Take an Over-Night Boat Trip – How to Gunkhole

For many boaters, cruising usually means launching their boat on a lake and heading out for the day to fish, to sunbath or to enjoy an outing with some friends and beer. For others, it means spending the day discovering the shoreline, snugging down for a night in a secluded cove and then returning the next day. An over-night boat trip is an excellent way to enjoy a summer weekend.

The type of boat you own determines how comfortable your cruising trip will be. Sailboats greater than 21 feet have interior cabins that can act as a mobile ‘Anchor Hotel’. Power boat owners can’t comfortable sleep aboard their craft but can anchor and camp along a distant sandy shore.

How to Gunkhole
A gunkhole is a small, sheltered cove where small boats can anchor. Because each shoreline is different, the surrounding topography determines how much a cove will be exposed to the wind. Here are a few tips to make your overnight boating trip safer & more enjoyable:

  • Look at the surrounding hills and forest to determine how exposed a cove is. You want a place where the anchor will not drag during an unexpected storm.
  • Talk to local boaters to find out the seasonal wind patterns. Some coves may only be protected from the prevailing skies during certain times of the year. Be extremely cautious of storms which can approach from the opposite direction and can turn a calm bay into a wind-tunnel.
  • Anchor in a sheltered spot that’s protected from the wind and waves and away from marine traffic.
  • Leave enough scope (ratio between the depth of the water and the length of the rode) for a secure anchorage:
    • For a lunch stop, a scope of 3:1 should be good.
    • For overnighting, a scope of 5:1 should be good.
    • For rough weather, a scope of 7:1 should be good.
    • When in doubt, let it out!
  • Be a good neighbor and leave enough room to swing between your boat and a neighboring one.
  • Consider dropping two anchors, one aft and stern, just in case the winds pick up.

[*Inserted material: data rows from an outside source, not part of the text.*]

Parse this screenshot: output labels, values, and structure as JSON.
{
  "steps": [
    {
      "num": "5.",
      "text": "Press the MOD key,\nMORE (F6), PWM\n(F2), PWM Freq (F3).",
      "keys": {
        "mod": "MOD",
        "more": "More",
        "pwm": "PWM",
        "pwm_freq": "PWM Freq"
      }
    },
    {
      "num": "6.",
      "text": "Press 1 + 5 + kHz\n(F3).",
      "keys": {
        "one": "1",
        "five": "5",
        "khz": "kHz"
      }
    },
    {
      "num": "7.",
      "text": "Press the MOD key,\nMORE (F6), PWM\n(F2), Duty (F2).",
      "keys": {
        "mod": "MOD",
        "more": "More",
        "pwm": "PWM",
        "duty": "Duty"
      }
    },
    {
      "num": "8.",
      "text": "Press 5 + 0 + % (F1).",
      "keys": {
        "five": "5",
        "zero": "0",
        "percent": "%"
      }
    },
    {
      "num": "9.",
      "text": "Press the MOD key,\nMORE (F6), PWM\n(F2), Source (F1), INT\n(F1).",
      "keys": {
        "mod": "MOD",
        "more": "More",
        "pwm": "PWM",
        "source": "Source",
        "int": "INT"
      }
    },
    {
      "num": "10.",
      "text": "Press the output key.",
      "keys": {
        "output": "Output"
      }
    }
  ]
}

If possible, try securing the boat with an extra line to a tree or boulder on the shore.
  • Ensure to properly secure your tender or pull the light raft high on the shore. Wind and waves (or tides out on the ocean) can grab your inflatable and set it adrift unmanned.
  • Always turn on your mast light at night. It gets very dark on remote shores so let others see your position.

If you’re an avid boater, try gunkholing one of these weekends. An overnight boating trip is a great way to feel the peaceful isolation of nature that few can afford or have time to experience.